Da Avenida Joaquim Nabuco, a família mudou-se para a Rua do Amparo. E foi da janela da casa de número 186 que o artista observou e cumprimentou muitas figuras que foram parar nos quadros dele. Essa janela funcionava como uma espécie de moldura das telas. “Ele adorava olhar as pessoas para se inspirar. Quando via algo, subia direto para pintar no eucatex. Ele riscava de lápis e pintava com tinta óleo”, disse Iraci. O imóvel foi lar e ateliê por 37 anos, até a morte do artista, em 1996, aos 84 anos, já cego, em decorrência de um enfarto, agravado pelo hábito do fumo.

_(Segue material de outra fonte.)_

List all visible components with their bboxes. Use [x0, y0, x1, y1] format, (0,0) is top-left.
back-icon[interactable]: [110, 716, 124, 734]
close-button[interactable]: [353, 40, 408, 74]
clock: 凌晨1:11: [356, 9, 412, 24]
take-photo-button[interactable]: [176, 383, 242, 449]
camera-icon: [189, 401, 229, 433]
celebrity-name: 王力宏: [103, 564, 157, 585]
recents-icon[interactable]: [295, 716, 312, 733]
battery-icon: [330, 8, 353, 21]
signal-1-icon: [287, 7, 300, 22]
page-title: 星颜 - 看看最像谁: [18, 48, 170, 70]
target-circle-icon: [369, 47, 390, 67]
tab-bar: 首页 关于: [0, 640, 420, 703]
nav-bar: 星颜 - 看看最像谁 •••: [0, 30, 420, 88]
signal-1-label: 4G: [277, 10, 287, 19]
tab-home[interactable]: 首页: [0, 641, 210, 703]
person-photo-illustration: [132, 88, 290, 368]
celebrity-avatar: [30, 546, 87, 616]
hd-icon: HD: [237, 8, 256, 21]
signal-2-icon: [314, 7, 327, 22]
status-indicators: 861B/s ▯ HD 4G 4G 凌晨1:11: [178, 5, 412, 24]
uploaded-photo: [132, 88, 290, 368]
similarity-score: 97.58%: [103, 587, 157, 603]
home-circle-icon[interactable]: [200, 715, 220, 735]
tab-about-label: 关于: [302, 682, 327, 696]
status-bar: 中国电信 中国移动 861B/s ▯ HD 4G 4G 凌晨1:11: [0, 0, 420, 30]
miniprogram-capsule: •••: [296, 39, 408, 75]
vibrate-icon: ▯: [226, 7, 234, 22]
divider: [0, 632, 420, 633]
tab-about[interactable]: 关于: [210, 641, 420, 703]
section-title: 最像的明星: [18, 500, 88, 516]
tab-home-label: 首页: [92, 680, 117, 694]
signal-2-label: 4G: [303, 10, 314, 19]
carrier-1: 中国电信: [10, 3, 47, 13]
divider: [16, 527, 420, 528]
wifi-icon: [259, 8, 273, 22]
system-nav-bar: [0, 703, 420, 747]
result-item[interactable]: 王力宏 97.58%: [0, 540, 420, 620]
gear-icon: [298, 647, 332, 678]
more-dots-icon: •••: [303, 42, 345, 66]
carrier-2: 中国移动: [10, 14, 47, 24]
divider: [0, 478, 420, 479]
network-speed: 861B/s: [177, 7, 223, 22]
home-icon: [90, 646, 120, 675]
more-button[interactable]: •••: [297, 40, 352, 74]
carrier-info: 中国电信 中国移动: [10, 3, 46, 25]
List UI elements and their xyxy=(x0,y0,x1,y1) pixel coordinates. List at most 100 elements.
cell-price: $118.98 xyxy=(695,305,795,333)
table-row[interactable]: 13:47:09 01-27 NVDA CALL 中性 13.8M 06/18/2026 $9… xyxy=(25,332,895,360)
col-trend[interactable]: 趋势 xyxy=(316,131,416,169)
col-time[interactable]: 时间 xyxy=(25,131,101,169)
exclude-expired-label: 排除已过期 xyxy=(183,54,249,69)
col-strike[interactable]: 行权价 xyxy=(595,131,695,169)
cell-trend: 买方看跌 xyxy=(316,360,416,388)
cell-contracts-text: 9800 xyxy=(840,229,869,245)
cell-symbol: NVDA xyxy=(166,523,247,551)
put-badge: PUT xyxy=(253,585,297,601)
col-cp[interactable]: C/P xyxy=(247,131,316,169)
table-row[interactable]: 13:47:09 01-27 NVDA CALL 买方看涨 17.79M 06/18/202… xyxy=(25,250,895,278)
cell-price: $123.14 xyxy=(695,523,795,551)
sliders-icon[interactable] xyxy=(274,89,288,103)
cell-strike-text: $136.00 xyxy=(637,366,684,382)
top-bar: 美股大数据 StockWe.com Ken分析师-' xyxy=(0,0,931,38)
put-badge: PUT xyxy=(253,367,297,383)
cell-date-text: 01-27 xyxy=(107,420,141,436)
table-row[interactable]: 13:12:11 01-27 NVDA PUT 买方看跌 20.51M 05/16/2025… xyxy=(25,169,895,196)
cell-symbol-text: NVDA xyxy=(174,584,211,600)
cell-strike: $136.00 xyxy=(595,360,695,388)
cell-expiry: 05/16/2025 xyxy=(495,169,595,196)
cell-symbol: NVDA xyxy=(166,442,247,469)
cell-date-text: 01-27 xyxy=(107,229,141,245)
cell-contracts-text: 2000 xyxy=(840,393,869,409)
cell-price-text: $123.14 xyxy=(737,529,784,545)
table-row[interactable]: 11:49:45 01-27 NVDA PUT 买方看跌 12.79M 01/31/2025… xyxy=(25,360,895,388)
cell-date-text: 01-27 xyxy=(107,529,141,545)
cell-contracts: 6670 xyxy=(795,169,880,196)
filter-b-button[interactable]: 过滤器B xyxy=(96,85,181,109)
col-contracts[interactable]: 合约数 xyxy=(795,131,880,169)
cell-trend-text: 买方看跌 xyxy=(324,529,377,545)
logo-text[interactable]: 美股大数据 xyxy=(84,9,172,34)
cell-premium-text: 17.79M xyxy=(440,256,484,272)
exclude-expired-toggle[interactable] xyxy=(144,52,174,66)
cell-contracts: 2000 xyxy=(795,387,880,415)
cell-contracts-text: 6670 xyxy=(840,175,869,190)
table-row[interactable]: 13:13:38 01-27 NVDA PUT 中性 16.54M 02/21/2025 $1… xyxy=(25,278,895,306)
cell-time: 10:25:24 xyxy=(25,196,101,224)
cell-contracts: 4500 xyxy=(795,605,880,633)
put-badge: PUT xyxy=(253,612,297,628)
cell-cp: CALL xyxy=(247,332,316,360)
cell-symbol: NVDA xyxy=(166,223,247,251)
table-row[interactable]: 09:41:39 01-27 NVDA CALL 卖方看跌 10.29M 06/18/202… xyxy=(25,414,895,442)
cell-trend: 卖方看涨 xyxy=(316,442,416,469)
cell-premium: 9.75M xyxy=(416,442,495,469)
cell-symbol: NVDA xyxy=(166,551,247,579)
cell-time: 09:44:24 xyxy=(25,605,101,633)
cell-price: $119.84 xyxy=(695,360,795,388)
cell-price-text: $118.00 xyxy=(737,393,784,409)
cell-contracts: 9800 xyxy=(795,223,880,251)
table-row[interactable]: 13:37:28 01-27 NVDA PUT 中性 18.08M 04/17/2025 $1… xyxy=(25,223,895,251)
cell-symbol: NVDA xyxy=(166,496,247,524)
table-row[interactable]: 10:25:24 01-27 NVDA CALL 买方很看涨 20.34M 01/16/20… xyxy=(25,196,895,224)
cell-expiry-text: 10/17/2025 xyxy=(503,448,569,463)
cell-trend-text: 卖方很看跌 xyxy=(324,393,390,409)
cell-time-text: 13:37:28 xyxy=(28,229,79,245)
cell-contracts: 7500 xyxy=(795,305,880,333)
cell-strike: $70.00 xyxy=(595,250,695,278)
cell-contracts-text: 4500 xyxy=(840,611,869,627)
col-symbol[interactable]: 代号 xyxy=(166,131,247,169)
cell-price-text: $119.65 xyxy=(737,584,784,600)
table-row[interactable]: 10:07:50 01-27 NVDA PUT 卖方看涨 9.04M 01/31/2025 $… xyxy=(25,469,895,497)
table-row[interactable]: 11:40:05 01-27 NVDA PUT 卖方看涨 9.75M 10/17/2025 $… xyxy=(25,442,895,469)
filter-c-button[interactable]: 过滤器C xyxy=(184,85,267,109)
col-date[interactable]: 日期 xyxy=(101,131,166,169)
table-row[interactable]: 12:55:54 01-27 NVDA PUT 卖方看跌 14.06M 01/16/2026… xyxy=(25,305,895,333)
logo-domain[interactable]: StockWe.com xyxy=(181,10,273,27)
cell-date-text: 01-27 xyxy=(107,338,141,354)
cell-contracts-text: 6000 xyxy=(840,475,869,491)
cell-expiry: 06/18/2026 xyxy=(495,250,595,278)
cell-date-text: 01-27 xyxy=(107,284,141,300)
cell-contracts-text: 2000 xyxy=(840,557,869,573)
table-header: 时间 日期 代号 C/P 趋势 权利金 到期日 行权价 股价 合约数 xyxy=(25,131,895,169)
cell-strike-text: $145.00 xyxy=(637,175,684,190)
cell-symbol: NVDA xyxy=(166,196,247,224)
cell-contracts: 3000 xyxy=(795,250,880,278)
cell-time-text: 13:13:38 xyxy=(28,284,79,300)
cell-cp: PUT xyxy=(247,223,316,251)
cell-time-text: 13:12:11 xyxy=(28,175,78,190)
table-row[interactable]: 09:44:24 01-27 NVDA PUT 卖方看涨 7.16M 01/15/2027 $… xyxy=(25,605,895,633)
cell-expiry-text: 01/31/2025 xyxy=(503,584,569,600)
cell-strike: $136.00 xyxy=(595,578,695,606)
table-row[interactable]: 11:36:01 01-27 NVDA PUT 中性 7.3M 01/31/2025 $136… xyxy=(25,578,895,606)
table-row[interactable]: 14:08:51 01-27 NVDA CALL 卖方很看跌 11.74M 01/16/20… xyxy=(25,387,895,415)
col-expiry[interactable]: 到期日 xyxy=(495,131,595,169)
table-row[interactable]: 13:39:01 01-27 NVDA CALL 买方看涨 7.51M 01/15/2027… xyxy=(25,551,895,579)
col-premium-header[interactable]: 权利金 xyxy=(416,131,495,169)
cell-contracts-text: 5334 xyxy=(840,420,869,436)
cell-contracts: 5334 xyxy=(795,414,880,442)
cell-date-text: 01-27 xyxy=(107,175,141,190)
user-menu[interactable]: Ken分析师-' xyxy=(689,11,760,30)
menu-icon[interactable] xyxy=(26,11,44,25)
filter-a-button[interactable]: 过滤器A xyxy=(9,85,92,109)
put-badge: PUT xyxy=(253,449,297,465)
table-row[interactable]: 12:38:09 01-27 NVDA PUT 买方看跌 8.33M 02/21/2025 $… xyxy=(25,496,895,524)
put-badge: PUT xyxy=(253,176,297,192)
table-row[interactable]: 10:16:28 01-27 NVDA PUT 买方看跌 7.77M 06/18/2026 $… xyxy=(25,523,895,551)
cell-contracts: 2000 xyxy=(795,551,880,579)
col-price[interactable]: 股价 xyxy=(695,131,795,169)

A empresária Laiza Vilaça mora no imóvel há quatro anos. Ela transformou os dois primeiros cômodos em sorveteria. Bajado está representado pelo banquinho do antigo ateliê e por um autoretrato rabiscado na parede. “Eu coloquei um vidro para proteger, porque a parede é tombada pelo Iphan [Instituto do Patrimônio Histórico]. Também comprei dois quadros e um autógrafo dele. Estou reformado o espaço para poder exibi-los. Acho importante preservar a história dele, que foi tão importante para a cidade”, comenta.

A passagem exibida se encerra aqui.